Il y a beaucoup d’idéologies très dangereuses aujourd’hui, et nous avons besoin d’un système immunitaire. La crise de la mondialisation de la dernière décennie a fait émerger des nationalistes et des démagogues, de dangereux populistes des deux côtés de l’Atlantique. Je crains que les conséquences économiques et sociales de la pandémie influencent la scène politique internationale.
Les Églises, les universités doivent être un antivirus contre ces maladies.
L’Église ne peut se contenter de son ministère pastoral classique en paroisse, et des formes traditionnelles de son activité missionnaire.
Elle doit, à mon avis, en particulier dans une société pluraliste sécularisée étendre et approfondir radicalement ce que les aumôniers font déjà dans les hôpitaux, les prisons, l’éducation, c’est-à-dire être là pour tous et pas uniquement pour les croyants.
Offrir à tous un accompagnement spirituel, sans prosélytisme, arrogance cléricale ou paternaliste, dans un dialogue et un partenariat réel, sans se placer uniquement dans une position enseignante, mais en se laissant enseigner aussi par les autres.
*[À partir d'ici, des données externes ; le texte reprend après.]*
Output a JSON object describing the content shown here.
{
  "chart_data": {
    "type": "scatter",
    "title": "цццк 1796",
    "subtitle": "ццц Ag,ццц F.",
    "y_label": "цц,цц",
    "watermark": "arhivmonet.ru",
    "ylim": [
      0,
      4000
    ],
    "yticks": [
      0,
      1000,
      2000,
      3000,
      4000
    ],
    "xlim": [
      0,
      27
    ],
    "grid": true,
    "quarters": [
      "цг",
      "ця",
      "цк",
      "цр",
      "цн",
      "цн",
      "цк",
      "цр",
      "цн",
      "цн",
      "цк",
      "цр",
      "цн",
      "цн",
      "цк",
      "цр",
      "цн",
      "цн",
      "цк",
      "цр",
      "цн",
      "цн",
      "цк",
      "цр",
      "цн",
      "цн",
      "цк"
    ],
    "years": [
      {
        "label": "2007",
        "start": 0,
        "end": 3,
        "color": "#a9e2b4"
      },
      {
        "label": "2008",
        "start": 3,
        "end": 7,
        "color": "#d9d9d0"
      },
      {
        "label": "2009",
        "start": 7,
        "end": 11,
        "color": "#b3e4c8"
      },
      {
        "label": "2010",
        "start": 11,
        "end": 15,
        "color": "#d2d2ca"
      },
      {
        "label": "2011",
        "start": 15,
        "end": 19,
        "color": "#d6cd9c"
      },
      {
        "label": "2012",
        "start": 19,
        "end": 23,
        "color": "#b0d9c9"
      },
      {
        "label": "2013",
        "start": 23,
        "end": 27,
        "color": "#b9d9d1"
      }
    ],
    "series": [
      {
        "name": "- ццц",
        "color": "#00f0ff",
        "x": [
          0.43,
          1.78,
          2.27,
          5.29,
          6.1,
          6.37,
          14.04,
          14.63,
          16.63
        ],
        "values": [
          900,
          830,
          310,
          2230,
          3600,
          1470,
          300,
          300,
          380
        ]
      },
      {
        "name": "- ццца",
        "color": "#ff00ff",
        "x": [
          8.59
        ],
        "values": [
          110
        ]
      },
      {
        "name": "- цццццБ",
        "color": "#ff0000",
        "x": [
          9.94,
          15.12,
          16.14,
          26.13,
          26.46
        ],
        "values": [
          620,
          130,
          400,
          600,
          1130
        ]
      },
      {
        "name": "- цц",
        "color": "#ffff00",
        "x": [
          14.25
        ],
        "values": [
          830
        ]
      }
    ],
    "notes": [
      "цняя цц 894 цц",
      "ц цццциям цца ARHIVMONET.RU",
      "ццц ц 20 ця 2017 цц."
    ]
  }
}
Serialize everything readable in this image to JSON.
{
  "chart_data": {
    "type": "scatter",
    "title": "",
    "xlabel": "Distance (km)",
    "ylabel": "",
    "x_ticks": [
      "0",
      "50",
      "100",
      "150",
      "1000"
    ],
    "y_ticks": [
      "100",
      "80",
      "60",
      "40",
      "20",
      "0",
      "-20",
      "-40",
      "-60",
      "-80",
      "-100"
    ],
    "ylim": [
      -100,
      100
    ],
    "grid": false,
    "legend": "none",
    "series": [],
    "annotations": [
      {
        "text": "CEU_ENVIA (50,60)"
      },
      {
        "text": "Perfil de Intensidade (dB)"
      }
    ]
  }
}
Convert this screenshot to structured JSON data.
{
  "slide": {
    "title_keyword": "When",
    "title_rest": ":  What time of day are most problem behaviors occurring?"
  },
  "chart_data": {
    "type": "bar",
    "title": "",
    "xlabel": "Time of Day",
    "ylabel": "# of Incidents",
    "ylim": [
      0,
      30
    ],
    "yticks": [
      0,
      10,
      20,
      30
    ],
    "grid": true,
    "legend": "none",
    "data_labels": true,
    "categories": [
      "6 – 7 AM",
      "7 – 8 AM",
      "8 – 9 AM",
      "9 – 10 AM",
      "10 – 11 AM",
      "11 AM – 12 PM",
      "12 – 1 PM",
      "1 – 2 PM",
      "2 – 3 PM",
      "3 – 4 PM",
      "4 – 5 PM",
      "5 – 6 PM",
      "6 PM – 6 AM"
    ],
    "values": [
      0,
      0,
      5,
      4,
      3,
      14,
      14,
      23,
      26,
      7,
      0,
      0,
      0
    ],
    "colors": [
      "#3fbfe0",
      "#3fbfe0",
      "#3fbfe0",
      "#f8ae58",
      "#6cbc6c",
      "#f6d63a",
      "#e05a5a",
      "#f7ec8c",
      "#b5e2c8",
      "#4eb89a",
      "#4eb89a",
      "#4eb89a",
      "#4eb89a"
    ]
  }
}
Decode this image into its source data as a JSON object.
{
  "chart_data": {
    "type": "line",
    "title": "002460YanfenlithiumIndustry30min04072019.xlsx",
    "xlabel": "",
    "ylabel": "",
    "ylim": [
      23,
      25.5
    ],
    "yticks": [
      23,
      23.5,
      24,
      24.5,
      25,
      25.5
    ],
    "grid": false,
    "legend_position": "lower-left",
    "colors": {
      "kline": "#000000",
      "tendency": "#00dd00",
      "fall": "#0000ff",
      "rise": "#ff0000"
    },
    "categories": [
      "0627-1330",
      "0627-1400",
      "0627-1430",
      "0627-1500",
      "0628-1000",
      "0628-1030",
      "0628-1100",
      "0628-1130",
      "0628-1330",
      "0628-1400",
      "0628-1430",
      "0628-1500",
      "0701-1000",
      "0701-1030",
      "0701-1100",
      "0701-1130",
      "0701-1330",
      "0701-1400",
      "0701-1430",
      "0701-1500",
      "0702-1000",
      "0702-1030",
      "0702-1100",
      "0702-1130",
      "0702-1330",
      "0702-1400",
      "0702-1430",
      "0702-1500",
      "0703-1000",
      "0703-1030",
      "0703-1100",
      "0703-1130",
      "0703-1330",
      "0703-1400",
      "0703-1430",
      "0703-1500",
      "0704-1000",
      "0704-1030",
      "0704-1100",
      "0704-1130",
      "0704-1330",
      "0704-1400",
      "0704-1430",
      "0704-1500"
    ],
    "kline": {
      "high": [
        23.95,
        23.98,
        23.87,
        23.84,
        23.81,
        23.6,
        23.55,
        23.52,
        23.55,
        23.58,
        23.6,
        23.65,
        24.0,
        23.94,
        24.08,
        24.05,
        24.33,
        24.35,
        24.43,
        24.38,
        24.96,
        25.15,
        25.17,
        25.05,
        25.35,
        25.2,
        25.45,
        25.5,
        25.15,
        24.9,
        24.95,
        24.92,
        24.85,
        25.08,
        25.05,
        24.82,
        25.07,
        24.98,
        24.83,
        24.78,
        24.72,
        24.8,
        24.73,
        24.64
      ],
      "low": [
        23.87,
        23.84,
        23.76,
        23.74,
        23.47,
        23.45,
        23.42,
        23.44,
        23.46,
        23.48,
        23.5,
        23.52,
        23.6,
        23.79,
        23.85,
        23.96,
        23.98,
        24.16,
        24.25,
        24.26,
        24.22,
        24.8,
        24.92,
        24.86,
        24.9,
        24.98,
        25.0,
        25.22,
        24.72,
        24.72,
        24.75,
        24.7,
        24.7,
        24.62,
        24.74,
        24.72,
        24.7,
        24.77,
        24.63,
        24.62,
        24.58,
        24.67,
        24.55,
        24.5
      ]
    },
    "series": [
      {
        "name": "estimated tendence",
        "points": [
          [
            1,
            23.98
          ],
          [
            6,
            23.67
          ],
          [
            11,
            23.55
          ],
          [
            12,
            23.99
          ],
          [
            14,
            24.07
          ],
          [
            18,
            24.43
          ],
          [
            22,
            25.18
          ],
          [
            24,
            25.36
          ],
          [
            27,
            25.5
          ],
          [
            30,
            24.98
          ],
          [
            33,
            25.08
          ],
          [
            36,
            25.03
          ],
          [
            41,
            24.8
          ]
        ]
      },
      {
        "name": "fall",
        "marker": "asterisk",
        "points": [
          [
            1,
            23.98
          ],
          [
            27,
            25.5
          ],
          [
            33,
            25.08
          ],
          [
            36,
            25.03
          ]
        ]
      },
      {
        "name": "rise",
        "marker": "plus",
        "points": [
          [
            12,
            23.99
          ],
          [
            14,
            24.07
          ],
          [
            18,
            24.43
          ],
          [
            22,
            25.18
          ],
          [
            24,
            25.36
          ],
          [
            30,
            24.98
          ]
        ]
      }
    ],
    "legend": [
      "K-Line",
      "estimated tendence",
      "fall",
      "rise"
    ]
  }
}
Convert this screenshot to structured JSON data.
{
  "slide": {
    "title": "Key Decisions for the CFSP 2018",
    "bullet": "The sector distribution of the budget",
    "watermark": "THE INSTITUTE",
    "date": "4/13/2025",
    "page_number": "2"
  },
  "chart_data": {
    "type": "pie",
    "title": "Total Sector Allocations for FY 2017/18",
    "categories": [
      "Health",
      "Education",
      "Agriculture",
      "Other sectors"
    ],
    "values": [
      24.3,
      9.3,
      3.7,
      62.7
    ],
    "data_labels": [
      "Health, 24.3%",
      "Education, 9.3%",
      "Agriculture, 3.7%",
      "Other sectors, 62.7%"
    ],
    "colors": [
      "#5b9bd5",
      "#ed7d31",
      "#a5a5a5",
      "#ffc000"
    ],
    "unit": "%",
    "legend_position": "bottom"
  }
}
Pour moi, c’est le modèle de l’Église à venir. Si elle veut rester Église, et non se replier sur elle-même comme une secte, elle doit subir un changement radical de sa perception d’elle-même et de son ministère dans ce monde.
Pour moi, la nouvelle évangélisation consiste à prendre au sérieux la culture contemporaine et à regarder les points d’échange réel avec elle. De développer notamment une culture de la contemplation, qui ne soit pas déconnectée de l’action : les gens en ont soif et quand ils ne la trouvent pas dans l’Église catholique, ils vont la chercher ailleurs, dans les religions orientales par exemple. Peut-être que la découverte de la contemplation pourrait aider à compléter la voie synodale vers un nouveau concile réformateur.